La morte rende tutti savi e mistici.
Evvai con la saga della retorica.
Nessuno si ricorda dello scherzo telefonico di Libero a Mino Reitano che si prostrava alla voce di uno pseudo Berlusconi?
Posso piangere per Faber o per Gaber, ma lascio a lorsignori i cori da prefiche.
Non e' che la morte cambia la gente, cosi' come nemmeno la vita.
Come diceva un mio amico per meta' folle, il male del mondo sono i cretini che si credono geni.
E che lo governano pure, aggiungo io.
Sempre spinta dalla curiosita' per i fenomeni mediatici, mi sono iscritta a Facebook, per vedere l'effetto che fa.

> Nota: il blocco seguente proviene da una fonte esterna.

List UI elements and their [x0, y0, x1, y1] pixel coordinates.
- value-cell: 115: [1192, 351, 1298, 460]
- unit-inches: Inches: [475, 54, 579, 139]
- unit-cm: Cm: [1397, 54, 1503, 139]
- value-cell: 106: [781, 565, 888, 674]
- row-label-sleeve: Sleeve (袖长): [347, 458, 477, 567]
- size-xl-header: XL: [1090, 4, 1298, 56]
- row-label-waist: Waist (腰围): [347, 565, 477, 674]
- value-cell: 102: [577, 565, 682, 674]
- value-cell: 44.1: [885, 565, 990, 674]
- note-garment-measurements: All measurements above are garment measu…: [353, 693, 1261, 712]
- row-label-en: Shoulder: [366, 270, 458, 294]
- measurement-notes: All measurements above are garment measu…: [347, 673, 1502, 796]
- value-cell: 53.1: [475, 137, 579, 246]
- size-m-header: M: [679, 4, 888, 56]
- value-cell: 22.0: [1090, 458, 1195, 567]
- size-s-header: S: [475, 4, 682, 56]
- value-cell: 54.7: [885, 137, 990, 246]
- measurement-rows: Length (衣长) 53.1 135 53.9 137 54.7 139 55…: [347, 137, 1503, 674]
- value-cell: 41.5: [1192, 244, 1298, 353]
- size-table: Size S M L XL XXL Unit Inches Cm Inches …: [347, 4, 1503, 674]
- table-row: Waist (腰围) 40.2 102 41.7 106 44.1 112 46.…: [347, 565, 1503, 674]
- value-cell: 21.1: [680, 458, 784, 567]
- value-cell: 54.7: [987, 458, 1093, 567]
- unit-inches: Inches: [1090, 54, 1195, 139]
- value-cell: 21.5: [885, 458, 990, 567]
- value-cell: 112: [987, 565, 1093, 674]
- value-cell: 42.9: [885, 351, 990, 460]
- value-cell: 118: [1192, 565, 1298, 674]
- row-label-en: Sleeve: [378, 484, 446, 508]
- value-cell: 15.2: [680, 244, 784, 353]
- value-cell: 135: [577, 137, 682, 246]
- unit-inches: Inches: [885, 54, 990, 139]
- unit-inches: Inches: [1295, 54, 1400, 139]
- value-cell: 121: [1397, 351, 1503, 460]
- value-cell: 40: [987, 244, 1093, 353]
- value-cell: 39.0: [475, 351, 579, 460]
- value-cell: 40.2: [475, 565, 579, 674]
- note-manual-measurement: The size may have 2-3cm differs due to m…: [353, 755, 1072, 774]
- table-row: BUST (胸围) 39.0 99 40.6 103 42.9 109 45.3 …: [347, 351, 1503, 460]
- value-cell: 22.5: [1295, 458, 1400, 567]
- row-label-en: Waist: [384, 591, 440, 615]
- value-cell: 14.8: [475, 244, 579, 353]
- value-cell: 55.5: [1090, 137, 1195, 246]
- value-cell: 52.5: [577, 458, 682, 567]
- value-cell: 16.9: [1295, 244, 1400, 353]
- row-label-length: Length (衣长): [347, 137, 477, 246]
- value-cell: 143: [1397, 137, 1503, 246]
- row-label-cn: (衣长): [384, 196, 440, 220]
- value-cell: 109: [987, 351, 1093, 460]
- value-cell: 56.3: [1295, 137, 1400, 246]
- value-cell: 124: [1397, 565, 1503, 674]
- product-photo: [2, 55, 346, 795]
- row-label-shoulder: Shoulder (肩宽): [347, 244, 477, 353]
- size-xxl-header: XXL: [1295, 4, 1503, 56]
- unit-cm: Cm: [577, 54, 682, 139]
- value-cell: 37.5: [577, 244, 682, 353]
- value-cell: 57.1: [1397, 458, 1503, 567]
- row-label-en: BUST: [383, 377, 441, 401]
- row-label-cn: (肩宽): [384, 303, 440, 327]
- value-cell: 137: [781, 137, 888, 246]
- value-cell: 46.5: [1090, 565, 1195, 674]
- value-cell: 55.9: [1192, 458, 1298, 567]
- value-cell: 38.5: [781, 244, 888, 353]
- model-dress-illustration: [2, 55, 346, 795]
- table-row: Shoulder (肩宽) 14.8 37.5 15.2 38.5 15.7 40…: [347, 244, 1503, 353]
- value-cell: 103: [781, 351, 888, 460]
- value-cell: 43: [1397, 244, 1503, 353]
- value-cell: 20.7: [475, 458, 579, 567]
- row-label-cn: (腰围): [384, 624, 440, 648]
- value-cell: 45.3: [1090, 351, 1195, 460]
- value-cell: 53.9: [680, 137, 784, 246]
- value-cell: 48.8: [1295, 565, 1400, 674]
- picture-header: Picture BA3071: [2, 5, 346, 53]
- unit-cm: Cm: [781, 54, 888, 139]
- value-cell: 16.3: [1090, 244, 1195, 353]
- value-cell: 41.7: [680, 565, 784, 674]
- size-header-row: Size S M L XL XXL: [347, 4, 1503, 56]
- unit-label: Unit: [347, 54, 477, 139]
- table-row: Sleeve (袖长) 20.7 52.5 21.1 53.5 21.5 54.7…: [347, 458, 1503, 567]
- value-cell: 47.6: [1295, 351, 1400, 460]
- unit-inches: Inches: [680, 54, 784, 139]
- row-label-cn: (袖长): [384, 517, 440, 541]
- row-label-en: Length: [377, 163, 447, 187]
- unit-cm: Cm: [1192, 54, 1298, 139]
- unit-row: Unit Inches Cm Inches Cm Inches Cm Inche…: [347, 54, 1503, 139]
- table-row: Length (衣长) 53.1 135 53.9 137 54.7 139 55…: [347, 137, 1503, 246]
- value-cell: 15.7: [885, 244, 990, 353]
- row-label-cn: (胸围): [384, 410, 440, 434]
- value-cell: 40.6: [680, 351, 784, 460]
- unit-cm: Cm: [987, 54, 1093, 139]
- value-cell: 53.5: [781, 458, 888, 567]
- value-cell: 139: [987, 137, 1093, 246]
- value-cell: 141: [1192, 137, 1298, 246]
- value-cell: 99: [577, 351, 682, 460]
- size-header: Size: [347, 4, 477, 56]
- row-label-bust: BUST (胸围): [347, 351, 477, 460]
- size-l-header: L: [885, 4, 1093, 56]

Ho messo la mia brava fotina da 'gnocca', la musica, i film, i libri preferiti - come se poi alla fine a qualcuno fregasse qualcosa - la dotta citazione da intellettuale della festa, lo stato civile e il rapporto sociale da 'acchiappo', il link ai miei blog, mancante solo il Cud.
Svolto il compito, il problema e': ora che ci faccio su Facebook?
Pare che serva a scovare compagni di scuola, ex colleghi, o a snidare vicini di casa.
Ma se sono vicini di casa, che ci parlo a fare in rete?
E soprattutto perche' devo andare alle adunate scolastiche stile amarcord per vedere chi ha messo su chili o perso capelli?
E ancora, se gia' detestavo le cene di lavoro ove si spettegolava sul collega assente, figurati che voglia ho di rivedere chi lasciai con un sospiro di sollievo.
Oppure si possono invitare sul network i vecchi amici.
Ma se sono contatti gia' presenti in altra messaggistica, stiamo a fare la moltiplicazione dei pani e dei pesci, o meglio dei cloni?
Quasi quasi rimpiango il tempo della more.